And let us consider how to stir up one another to love and good works, not neglecting to meet together, as is the habit of some, but encouraging one another, and all the more as you see the Day drawing near. Hebrews 10:24–25
The church is more than a place; it is a people. You will never see the word “church” applied to a place or building within the New Testament. The church is a gathering of the saints, an assembly of the redeemed, a race, nation, priesthood and people for God’s own possession, called out of the world and created for worship.
Apparently, some in the early church forgot and abandoned this reality, which is inherent to the identity of the church. Maybe they feared persecution or were too distracted by worldly cares. Maybe they worked too hard or had too many family obligations. Maybe they had a few scrolls to read and a shofar to blow and simply chose to worship in the convenience of their own homes. Whatever the reason, the author of Hebrews was concerned.
This tendency, unfortunately, is not limited to the early church but now plagues American Christianity. Each week, scores of believers forsake the assembly of the saints and, instead, tune in to a televised, streamed or podcast sermon. While radio offered the first taste of listening to a sermon within the comforts of the home, modern technology affords the opportunity to listen on the road, in the gym or on a mountain. These benefits are incredible blessings that should be used for our edification, but they are no substitute for the local church.

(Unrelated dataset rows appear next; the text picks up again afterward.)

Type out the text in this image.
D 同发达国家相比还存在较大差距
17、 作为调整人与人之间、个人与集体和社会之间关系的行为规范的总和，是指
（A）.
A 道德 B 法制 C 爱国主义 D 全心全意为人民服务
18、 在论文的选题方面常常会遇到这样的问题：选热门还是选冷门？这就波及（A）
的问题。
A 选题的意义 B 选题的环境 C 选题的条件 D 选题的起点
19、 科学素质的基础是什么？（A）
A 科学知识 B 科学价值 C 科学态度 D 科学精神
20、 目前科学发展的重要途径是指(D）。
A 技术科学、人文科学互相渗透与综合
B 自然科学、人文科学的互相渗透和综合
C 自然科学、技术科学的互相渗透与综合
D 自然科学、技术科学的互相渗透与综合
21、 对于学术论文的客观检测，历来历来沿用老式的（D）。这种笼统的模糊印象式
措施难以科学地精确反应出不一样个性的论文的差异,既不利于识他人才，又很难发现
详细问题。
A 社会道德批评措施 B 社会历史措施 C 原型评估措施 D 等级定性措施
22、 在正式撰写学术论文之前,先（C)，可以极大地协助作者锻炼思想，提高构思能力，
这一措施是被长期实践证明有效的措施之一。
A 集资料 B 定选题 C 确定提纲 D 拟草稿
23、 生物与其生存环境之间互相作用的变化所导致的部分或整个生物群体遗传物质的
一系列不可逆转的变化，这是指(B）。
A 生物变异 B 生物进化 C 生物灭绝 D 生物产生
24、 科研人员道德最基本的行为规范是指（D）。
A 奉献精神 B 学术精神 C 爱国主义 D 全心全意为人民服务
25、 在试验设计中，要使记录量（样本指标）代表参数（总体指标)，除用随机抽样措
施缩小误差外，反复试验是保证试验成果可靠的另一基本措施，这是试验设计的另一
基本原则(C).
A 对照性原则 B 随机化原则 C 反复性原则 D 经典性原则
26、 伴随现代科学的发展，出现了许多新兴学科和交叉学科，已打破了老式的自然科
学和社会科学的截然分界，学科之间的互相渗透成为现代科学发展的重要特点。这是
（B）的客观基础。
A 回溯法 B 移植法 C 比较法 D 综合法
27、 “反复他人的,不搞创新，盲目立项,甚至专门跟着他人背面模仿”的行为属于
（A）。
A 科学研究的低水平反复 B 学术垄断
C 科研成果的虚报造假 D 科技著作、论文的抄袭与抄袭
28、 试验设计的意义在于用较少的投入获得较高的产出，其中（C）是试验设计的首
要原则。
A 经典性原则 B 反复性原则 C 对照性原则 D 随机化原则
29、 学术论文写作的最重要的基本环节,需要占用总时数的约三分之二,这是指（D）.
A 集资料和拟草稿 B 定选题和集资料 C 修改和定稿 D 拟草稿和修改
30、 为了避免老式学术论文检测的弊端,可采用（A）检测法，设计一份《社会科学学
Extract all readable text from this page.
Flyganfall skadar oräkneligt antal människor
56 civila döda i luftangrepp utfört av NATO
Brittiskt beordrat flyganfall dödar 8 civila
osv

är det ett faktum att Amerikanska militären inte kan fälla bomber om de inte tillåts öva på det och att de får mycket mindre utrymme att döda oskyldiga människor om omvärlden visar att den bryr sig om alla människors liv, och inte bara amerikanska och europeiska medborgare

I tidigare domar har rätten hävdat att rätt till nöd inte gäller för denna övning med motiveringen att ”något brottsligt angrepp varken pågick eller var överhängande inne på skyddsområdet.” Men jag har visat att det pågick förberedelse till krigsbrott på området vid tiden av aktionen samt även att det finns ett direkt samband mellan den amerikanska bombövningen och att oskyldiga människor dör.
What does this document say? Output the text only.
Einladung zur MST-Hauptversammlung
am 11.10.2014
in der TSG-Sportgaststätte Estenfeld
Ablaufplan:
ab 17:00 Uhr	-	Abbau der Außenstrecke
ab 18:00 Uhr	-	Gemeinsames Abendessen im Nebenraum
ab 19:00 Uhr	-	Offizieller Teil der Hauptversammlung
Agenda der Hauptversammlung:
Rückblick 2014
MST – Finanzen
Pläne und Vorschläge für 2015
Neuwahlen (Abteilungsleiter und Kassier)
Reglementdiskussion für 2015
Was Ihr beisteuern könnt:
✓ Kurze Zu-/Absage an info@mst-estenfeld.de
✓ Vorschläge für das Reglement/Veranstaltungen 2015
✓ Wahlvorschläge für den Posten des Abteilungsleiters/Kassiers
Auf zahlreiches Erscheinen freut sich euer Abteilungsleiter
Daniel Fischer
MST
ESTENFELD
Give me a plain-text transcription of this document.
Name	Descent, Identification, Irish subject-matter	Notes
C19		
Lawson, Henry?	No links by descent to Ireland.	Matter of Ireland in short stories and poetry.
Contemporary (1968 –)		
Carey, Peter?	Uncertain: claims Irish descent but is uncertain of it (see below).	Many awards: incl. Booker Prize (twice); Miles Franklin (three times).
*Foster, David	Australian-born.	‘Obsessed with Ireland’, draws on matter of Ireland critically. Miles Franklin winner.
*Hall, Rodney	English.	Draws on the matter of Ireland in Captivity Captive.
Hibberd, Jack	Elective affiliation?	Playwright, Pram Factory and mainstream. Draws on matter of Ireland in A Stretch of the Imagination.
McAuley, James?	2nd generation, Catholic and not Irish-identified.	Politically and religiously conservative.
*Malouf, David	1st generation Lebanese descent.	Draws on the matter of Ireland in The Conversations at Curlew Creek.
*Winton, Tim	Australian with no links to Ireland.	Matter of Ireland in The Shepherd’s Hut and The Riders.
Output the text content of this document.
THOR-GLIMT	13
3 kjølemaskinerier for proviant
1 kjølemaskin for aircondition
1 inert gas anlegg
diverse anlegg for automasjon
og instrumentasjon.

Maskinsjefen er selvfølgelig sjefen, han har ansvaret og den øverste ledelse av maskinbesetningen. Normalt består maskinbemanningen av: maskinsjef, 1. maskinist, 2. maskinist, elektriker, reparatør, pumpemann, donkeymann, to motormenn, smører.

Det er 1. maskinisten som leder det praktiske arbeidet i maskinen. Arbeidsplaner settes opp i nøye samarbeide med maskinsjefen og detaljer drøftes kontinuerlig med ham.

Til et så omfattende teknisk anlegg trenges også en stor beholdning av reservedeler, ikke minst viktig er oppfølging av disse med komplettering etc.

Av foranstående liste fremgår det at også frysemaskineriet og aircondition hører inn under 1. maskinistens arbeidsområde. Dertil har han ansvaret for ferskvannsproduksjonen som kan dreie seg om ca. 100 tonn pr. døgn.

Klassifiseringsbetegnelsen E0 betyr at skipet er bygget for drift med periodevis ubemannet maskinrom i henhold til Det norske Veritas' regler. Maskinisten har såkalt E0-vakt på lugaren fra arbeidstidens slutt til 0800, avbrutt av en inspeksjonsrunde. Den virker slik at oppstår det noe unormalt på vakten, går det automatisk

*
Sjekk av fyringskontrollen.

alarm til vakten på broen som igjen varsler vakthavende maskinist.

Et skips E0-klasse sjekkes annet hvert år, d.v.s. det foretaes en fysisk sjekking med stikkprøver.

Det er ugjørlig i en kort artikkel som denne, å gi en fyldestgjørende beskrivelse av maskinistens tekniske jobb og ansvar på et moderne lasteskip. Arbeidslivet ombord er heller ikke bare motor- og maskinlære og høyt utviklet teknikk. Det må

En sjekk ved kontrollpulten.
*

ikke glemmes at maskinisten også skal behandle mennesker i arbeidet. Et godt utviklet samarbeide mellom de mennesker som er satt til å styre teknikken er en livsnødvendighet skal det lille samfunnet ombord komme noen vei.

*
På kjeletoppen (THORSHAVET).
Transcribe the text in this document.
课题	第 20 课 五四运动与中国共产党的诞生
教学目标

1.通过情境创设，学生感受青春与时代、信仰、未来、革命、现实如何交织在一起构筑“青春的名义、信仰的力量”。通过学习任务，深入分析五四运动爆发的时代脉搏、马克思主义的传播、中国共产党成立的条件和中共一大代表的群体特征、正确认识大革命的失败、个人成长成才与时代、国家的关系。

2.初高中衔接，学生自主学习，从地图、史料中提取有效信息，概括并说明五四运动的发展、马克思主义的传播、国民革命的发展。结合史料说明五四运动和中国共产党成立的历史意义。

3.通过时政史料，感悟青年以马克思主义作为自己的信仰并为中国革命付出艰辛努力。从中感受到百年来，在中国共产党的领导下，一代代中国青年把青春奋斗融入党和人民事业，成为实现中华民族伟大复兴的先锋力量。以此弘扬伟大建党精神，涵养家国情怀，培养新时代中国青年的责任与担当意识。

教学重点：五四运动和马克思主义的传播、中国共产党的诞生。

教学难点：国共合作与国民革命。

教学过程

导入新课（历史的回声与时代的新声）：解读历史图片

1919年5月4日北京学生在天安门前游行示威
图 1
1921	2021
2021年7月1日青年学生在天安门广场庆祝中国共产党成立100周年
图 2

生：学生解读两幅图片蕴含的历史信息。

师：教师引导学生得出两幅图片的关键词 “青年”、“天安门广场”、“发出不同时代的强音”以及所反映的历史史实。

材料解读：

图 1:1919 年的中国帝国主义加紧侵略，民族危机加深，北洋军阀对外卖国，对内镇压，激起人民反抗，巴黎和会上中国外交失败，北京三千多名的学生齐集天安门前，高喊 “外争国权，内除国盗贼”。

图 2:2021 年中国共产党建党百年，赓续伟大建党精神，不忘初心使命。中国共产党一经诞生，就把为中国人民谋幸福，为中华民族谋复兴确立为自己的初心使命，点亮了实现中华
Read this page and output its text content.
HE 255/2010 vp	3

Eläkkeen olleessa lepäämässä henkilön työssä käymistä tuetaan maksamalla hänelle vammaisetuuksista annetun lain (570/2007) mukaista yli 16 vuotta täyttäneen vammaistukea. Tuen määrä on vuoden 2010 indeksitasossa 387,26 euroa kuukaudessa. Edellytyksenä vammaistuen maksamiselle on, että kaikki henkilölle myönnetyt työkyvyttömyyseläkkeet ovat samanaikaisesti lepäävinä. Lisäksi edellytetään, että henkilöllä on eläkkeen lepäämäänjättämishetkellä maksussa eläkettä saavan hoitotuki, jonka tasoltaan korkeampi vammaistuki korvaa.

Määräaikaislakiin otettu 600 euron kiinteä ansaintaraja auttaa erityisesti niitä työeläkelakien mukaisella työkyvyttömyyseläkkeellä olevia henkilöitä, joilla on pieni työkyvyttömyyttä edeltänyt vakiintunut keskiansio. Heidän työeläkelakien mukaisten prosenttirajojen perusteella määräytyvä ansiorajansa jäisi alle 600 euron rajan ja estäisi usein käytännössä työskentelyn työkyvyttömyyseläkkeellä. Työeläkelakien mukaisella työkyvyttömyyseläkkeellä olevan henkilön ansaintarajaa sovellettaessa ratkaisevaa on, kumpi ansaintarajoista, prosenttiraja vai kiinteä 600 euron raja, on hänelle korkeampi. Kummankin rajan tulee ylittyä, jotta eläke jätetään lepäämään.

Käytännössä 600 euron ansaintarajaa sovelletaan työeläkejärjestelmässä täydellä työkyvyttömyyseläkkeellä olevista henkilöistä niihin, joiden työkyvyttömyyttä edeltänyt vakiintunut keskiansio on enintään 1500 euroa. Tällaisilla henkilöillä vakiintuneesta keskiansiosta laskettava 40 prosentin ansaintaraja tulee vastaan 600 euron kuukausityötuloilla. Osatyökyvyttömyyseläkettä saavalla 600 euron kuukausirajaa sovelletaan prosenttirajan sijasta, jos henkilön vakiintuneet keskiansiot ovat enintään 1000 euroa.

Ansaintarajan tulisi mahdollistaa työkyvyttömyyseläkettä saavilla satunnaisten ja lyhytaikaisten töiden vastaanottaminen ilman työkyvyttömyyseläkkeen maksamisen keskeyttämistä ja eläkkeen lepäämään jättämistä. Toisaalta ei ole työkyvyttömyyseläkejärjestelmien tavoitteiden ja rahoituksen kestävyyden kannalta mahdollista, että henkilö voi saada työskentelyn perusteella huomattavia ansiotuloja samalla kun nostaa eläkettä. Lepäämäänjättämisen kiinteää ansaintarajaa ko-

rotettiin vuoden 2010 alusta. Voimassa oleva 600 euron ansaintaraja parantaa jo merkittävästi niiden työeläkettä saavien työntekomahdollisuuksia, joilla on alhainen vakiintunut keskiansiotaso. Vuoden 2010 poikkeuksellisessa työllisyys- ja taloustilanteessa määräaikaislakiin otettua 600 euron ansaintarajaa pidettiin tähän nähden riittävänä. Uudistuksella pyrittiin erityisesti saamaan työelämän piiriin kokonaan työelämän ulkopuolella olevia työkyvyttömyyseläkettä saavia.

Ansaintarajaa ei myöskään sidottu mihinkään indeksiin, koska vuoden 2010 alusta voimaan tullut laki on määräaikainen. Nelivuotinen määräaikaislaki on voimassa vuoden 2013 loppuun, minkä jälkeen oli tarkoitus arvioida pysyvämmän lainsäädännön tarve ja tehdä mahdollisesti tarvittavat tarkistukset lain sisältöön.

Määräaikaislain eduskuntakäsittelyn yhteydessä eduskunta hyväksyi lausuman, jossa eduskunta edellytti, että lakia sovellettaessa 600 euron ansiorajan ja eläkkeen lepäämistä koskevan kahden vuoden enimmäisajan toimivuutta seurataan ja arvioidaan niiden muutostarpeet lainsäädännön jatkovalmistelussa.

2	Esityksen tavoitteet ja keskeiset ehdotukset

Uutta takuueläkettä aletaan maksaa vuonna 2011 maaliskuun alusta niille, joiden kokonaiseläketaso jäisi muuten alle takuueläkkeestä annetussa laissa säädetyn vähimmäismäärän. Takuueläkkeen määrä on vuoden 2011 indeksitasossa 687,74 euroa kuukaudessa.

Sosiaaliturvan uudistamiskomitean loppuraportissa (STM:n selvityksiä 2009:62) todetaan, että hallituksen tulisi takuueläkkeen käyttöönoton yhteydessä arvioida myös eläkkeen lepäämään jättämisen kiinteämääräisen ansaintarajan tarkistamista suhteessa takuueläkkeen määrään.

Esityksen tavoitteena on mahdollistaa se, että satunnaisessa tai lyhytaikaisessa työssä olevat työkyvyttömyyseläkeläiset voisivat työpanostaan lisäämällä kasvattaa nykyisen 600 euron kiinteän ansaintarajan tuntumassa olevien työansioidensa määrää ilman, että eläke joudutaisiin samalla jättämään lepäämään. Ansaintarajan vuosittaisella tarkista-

A podcast is not a pastor, and you “meeting with God” in solitude is not a church service. Those whose worship experience consists merely of such isolated engagement not only rob themselves of the grace of community, but they rob the local church of their participation and they rob God of the glory that He intends to display.
The Beauty of Community
Why is this individualization of the faith so concerning? Because the local church is the primary vehicle for sanctification. God has not designed you to be transformed in isolation but in community.
Consider the following passages:
How can we love, exhort, honor, serve, forgive, admonish and teach one another if we are not regularly gathering together?
The local church is messy. It always has been – just read 1 Corinthians. But messy doesn’t mean unnecessary or dispensable. There is a beautiful grace to be found in the midst of the mess.
Perils and Pitfalls
Church is more than a sermon. It is singing with the saints, speaking and hearing words of encouragement, praying together, serving one another, opening your life and home, giving of your time, treasures and talents, taking communion and celebrating baptism. The preaching of the Word is a fundamental aspect of the local church but not the sole activity in which we engage.
Such reductionism is dangerous to our souls because it removes us from the very mediums through which God sanctifies His saints.
Consider a few of the more obvious costs if your primary church experience is vicarious and virtual:
Deep community is sacrificed, and thus there are limited opportunities to be sanctified through mutual encouragement and exhortation.
The sacraments are sacrificed, and thus there are limited opportunities to be sanctified through regular participation in communion and baptism.
Church discipline is sacrificed, and thus there are limited opportunities to be sanctified through loving correction.
Service and mission are sacrificed, and thus there are limited opportunities to be sanctified through selflessly giving yourself for the sake of others.
Those who seek sanctification primarily through radio, television or podcast ironically reject the very means provided by God to cultivate holiness. They, instead, foster individualism and isolationism, which begets self-centered, new age spirituality, not deep authentic Christianity.
This blog is not intended to condemn those who have fallen victim to the podcast pastor mentality, but rather to awaken them to the beauty and necessity of the local church.
Each week The Village receives well-intentioned yet misguided emails and phone calls from people around the globe who are not covenanted with a local church and who consider Matt Chandler to be their primary pastor. We truly care about each story we hear, but we cannot adequately shepherd from afar or respond to everyone.
Our primary priority is to “the flock of God that is among [us]” (1 Pet. 5:1-3). Pastors have been charged and called by God to the stewardship and oversight of the flock in which they have been placed. Therefore, a pastor’s primary responsibility lies not in outside speaking engagements, writing projects, media or emails from podcasters but, instead, in the call to equip the saints within his own local church.
Still, even when we are compelled and able to respond, we do so always to the end that those to whom we reply would immediately seek out a local church. The Village (and various other churches, podcasts, conferences, books and websites) can hopefully provide supplemental assistance to discipleship, but a podcast is no substitute for a pastor, and the internet is no substitute for a church.
So if you are a podcaster seeking our theological or pastoral help, we encourage you to find a healthy local church and invest yourself fully there, ministering to the needs of those around you and allowing yourself to be ministered to.